Pretty simple. So now Thanksgiving is breathing down my neck. I am not hosting, my cousins won’t drive to my house. But I am responsible for some part of the meal. Dessert usually. Sometimes appetizers. My grandma used to bake pies, my aunties too but now they are either dead or old, and it falls to the next generation. My cousin Traci and I are the only two who actually bake a bit. She more than I, but she, never pies. I am the last of the pie makers. Aunt Ruthanne would bake but she travels from out of state. Pies take a lot of time. A lot. I have retreated to the comfort of spice/pumpkin bundt cakes. I found a rather “ambitious” spice cake with coffee toffee or something. It looks really good.

I find that I, more and more, want to cook for the people I love. It used to stress me out. I plan way ahead. Planning and brainstorming are essential to effortless entertaining. I have readjusted the way I do things.

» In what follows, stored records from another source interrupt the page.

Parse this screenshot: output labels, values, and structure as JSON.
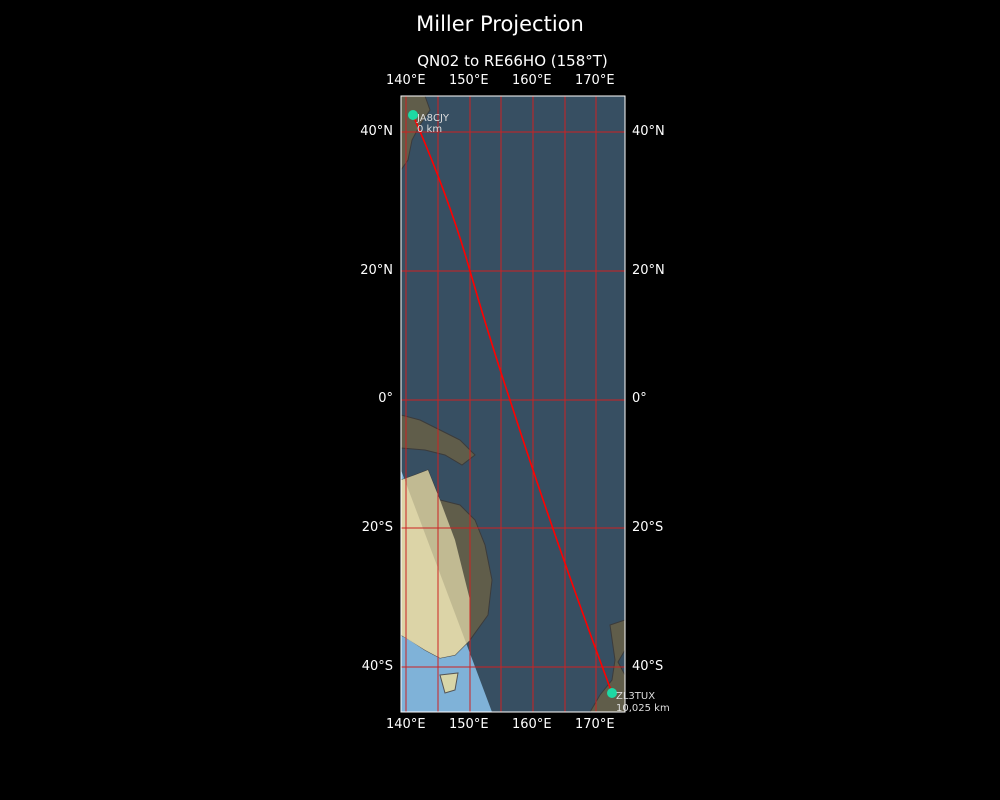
{
  "title": "Miller Projection",
  "subtitle": "QN02 to RE66HO (158°T)",
  "lon_ticks": [
    "140°E",
    "150°E",
    "160°E",
    "170°E"
  ],
  "lat_ticks": [
    "40°N",
    "20°N",
    "0°",
    "20°S",
    "40°S"
  ],
  "stations": [
    {
      "call": "JA8CJY",
      "distance": "0 km"
    },
    {
      "call": "ZL3TUX",
      "distance": "10,025 km"
    }
  ],
  "colors": {
    "path": "#ff0000",
    "marker": "#1ed9a4",
    "grid": "#cc2222",
    "ocean": "#3f5a70",
    "land": "#6e6a55",
    "day_land": "#e8e0b0",
    "day_ocean": "#7fb2d8"
  }
}
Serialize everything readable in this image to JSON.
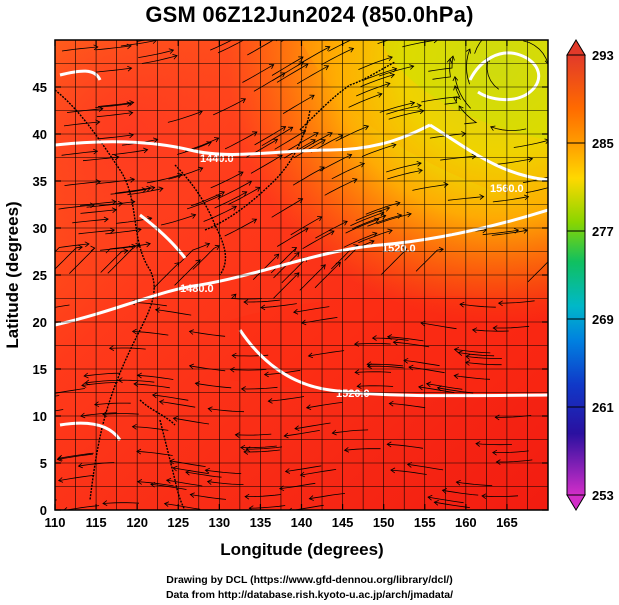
{
  "title": "GSM 06Z12Jun2024 (850.0hPa)",
  "xlabel": "Longitude (degrees)",
  "ylabel": "Latitude  (degrees)",
  "credits": {
    "line1": "Drawing by DCL (https://www.gfd-dennou.org/library/dcl/)",
    "line2": "Data from http://database.rish.kyoto-u.ac.jp/arch/jmadata/"
  },
  "map": {
    "lon_range": [
      110,
      170
    ],
    "lat_range": [
      0,
      50
    ],
    "x_ticks": [
      "110",
      "115",
      "120",
      "125",
      "130",
      "135",
      "140",
      "145",
      "150",
      "155",
      "160",
      "165"
    ],
    "y_ticks": [
      "0",
      "5",
      "10",
      "15",
      "20",
      "25",
      "30",
      "35",
      "40",
      "45"
    ],
    "grid": true,
    "shading": "temperature (K)",
    "contours": "geopotential height (m), white",
    "vectors": "wind streamlines, black"
  },
  "contour_labels": [
    "1440.0",
    "1480.0",
    "1520.0",
    "1520.0",
    "1560.0"
  ],
  "colorbar": {
    "tick_labels": [
      "293",
      "285",
      "277",
      "269",
      "261",
      "253"
    ],
    "colors": {
      "293": "#e23a2a",
      "285": "#ff8c00",
      "277": "#7fd000",
      "269": "#00b0d8",
      "261": "#1d3fc8",
      "253": "#d22ec8"
    }
  }
}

1. I never turn down help. NEVER! You know who among your friends can cook and follow directions. Make the other boneheads a cocktail.
2. I get ready half way through the prep so that I am ready for my guests no matter where we are on the meal train.
3. I do the table and any prep possible the day before so I am not freaking out with 1000 errands the day of.

Ain’t none of us wonder woman! That said, you don’t have to always do pizza for Halloween or buy a crappy pumpkin pie for Tgiving. (That is thanksgiving’s “Rap” name. We’re hard here at P-ink. That’s our rap name.)